Henderson R D, Marryatt G, Henderson R F
Department of Surgery, Women's College Hospital, Toronto, Ont.
Can J Surg. 1988 Sep;31(5):341-5.
Symptoms in patients with hiatal hernia often respond to treatment consisting of diet and medication. Operative procedures, designed to control gastroesophageal reflux and avoid surgically induced problems, are reserved for those with intractable symptoms. When these operative procedures fail, reoperation may be necessary. The reoperative procedure is often technically complex because of esophageal and gastric scar fixation. The authors reviewed the surgical management of recurrent hiatal hernia in 168 patients followed up to 5 years or more; 43 of them had undergone gastric surgery previously.Radiologically, 97% patients studied (142 of 146) had no evidence of anatomic recurrence or reflux post operatively. Manometric studies postoperatively in 114 patients showed that the mean tone of the high pressure zone was within the normal range and lower esophageal disordered motor activity was decreased by 34.5% from the preoperative level. Symptoms of recurrent hiatal hernia were abolished by operation in 88% of the patients; only 4.8% had serious or recurrent symptoms.

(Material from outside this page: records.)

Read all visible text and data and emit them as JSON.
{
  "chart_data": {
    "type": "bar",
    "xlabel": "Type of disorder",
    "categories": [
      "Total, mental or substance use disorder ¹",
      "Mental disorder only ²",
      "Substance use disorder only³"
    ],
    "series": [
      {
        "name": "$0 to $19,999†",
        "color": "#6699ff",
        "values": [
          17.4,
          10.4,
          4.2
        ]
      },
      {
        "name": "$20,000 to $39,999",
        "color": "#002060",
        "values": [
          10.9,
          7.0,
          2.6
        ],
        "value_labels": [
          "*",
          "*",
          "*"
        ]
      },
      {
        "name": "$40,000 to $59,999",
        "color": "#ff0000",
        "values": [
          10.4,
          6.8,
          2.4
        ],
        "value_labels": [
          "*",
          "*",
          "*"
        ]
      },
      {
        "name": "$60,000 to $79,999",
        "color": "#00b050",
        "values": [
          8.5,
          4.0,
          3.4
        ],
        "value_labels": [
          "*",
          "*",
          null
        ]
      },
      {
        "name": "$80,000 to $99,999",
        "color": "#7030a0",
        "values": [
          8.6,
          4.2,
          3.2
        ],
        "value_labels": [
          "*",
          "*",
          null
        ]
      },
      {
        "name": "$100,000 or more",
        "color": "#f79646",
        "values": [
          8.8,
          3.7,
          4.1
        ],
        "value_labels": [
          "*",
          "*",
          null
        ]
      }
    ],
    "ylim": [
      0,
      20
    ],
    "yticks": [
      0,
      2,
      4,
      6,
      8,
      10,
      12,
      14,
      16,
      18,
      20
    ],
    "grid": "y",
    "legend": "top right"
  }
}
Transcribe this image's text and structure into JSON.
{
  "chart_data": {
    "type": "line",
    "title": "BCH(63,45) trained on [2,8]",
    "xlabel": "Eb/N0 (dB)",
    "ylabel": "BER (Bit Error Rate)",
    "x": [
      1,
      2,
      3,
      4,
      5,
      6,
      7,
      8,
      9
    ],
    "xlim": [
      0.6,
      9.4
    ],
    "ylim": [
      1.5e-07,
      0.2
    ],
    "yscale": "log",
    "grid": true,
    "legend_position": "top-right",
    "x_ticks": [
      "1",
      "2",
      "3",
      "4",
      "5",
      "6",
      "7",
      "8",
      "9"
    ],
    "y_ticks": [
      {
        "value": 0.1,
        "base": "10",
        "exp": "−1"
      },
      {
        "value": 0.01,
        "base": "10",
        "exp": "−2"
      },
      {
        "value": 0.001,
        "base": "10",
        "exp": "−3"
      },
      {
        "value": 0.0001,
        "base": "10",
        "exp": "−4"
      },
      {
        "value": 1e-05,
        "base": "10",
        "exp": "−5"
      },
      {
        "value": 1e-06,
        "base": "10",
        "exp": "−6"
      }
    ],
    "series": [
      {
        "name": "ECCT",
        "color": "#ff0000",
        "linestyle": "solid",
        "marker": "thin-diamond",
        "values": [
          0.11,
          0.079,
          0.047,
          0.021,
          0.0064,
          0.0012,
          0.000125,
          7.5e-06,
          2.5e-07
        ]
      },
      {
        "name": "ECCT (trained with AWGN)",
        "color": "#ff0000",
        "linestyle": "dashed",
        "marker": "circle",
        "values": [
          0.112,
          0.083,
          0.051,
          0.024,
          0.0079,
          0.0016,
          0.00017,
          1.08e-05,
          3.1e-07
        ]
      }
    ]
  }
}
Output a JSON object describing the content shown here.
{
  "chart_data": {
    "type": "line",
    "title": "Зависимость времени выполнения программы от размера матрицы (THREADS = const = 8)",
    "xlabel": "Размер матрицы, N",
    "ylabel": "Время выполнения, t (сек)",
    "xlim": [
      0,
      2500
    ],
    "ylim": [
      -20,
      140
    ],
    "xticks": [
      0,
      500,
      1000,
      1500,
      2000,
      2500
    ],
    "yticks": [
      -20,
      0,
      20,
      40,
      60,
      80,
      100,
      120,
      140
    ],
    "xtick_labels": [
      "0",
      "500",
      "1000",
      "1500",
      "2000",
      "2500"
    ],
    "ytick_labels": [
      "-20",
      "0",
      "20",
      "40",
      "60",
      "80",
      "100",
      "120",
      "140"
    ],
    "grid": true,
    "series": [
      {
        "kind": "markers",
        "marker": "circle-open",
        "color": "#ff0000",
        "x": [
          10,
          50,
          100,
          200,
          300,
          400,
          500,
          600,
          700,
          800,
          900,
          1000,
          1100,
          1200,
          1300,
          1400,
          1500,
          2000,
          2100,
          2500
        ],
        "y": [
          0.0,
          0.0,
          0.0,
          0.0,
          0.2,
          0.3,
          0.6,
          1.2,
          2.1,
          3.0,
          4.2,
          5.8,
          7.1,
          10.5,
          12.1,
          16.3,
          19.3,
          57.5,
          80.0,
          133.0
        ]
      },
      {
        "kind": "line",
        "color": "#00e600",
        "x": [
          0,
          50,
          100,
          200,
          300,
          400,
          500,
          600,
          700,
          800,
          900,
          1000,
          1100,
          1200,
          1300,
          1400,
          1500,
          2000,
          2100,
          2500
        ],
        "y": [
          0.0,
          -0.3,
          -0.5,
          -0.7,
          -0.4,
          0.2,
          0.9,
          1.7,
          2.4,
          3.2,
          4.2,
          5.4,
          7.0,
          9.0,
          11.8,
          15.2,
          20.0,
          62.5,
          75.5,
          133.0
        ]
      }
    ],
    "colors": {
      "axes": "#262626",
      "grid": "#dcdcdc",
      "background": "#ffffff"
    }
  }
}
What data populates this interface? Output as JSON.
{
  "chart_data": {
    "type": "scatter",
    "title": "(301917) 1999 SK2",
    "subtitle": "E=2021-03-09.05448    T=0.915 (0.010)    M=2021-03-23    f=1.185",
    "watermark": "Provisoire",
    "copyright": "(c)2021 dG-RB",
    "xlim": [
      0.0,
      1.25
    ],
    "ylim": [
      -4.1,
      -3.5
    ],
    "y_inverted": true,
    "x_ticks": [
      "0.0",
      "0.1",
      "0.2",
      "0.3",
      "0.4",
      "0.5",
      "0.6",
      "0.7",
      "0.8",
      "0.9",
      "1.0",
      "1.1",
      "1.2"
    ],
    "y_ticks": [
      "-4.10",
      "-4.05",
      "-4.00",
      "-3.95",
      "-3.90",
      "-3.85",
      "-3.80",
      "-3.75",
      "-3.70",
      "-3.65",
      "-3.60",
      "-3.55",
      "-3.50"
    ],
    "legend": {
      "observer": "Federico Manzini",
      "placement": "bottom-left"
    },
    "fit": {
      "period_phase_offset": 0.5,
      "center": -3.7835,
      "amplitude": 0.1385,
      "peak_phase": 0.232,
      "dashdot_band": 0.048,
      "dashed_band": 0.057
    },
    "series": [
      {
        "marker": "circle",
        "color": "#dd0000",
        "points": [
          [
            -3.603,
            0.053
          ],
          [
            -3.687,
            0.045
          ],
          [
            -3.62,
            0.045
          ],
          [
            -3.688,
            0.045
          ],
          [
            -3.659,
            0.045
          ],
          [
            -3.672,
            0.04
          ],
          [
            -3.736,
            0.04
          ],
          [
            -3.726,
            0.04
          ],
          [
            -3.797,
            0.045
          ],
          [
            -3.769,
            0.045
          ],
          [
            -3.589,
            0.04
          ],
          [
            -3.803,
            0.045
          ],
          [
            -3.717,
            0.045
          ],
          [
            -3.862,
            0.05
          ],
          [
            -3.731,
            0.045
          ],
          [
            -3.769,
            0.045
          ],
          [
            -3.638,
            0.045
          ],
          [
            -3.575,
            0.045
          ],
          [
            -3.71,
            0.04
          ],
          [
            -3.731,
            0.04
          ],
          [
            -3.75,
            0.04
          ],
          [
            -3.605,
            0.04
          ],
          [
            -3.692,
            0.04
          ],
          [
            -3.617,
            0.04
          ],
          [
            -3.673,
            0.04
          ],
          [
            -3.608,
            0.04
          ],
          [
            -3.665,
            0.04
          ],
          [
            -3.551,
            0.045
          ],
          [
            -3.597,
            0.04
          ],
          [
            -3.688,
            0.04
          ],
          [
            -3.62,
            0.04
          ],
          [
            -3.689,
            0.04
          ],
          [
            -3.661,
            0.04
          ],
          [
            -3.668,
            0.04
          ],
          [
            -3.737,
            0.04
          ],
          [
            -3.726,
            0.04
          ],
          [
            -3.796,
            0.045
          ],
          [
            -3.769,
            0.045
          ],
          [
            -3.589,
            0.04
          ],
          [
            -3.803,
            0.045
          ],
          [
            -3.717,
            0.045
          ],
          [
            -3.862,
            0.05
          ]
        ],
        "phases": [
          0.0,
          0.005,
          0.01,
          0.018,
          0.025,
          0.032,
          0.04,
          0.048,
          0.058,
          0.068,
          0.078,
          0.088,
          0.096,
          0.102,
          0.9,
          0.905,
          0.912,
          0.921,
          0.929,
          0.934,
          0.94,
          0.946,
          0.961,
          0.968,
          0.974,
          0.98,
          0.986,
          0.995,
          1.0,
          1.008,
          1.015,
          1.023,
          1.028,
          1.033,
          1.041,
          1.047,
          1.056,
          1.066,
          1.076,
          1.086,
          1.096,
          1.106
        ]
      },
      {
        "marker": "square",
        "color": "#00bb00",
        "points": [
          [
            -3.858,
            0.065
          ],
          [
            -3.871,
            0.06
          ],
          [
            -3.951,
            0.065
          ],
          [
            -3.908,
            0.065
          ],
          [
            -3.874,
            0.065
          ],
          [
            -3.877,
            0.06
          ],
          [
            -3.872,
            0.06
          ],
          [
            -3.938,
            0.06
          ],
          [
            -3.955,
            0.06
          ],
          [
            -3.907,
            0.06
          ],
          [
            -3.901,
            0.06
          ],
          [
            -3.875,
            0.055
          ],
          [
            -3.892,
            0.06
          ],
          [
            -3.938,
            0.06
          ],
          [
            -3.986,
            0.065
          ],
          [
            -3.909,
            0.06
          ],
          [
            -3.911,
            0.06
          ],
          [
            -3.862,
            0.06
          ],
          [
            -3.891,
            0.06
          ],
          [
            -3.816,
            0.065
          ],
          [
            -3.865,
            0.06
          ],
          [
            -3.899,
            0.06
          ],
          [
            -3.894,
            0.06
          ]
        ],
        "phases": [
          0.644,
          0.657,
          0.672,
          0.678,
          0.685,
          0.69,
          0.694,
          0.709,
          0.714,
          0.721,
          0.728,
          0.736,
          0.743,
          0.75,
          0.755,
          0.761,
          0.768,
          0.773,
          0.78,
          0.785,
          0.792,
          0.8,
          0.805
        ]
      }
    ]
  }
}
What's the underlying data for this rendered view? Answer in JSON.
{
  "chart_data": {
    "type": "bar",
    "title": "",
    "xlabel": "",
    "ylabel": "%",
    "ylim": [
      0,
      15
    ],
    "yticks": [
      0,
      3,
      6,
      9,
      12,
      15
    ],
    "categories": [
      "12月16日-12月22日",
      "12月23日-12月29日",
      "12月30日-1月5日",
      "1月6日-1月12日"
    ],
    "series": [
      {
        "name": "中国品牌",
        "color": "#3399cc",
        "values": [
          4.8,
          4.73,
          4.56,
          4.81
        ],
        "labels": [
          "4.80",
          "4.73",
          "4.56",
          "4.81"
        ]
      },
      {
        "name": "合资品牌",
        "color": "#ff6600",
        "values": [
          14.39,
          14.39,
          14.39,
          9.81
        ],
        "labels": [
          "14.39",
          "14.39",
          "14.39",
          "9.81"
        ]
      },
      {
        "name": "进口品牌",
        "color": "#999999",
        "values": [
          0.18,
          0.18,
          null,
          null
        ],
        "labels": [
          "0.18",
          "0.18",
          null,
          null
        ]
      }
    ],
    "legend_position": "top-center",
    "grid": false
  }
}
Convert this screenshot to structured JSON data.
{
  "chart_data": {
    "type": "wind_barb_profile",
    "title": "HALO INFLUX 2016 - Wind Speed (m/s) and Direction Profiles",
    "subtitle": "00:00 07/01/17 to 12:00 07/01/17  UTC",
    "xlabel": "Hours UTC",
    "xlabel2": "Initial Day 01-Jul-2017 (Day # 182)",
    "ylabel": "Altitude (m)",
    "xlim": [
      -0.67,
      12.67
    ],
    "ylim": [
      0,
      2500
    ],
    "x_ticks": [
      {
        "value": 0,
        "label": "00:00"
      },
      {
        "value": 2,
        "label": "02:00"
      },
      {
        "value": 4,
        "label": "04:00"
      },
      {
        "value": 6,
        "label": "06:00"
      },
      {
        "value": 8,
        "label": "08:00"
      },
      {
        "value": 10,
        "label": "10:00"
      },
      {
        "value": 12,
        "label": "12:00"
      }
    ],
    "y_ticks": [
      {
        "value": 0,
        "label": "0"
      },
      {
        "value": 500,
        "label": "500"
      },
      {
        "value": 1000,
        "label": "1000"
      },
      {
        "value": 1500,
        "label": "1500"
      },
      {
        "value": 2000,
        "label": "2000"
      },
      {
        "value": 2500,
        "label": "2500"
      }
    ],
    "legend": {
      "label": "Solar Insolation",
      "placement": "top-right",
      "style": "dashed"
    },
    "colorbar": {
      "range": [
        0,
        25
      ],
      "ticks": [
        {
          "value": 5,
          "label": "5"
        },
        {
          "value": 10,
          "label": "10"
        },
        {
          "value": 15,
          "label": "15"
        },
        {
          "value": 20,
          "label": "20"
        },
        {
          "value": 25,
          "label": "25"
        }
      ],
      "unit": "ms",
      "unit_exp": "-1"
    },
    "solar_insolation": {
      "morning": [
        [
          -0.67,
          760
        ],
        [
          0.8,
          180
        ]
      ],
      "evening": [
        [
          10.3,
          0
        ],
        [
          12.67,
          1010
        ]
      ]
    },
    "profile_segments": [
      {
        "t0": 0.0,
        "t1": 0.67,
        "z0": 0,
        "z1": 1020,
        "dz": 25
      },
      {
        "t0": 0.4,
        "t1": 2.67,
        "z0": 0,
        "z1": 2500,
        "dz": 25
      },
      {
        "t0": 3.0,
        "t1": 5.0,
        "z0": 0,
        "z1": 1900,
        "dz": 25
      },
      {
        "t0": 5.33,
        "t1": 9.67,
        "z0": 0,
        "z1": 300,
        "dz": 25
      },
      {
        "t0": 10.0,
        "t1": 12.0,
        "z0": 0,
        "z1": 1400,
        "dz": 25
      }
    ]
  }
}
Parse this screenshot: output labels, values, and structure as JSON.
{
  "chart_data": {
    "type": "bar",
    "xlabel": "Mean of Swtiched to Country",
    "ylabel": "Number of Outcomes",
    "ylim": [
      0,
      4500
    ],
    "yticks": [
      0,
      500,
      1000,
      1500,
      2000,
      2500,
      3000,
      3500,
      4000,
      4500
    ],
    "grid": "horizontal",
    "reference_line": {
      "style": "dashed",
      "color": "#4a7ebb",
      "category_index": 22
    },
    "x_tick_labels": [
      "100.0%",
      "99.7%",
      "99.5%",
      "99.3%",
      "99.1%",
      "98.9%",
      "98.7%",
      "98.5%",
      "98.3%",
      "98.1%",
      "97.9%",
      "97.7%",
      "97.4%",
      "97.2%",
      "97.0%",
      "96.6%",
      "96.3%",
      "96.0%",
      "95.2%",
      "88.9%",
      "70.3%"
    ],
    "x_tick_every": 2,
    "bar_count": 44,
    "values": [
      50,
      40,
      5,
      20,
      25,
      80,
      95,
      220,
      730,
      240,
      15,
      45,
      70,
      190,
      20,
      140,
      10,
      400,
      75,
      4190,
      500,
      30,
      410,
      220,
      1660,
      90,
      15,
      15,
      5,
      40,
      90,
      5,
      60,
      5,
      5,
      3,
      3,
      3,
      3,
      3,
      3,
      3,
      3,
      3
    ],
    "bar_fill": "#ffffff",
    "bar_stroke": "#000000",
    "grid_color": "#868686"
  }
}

食管裂孔疝患者的症状通常对饮食和药物治疗有效。旨在控制胃食管反流并避免手术引起问题的手术操作,仅适用于有顽固性症状的患者。当这些手术操作失败时,可能需要再次手术。由于食管和胃的瘢痕固定,再次手术操作在技术上往往很复杂。作者回顾了168例复发性食管裂孔疝患者的手术治疗情况,随访时间长达5年或更长;其中43例患者此前接受过胃部手术。放射学检查显示,97%接受研究的患者(146例中的142例)术后无解剖学复发或反流迹象。对114例患者进行的术后测压研究表明,高压区的平均张力在正常范围内,食管下括约肌运动紊乱活动较术前水平降低了34.5%。88%的患者经手术消除了复发性食管裂孔疝的症状;只有4.8%的患者有严重或复发性症状。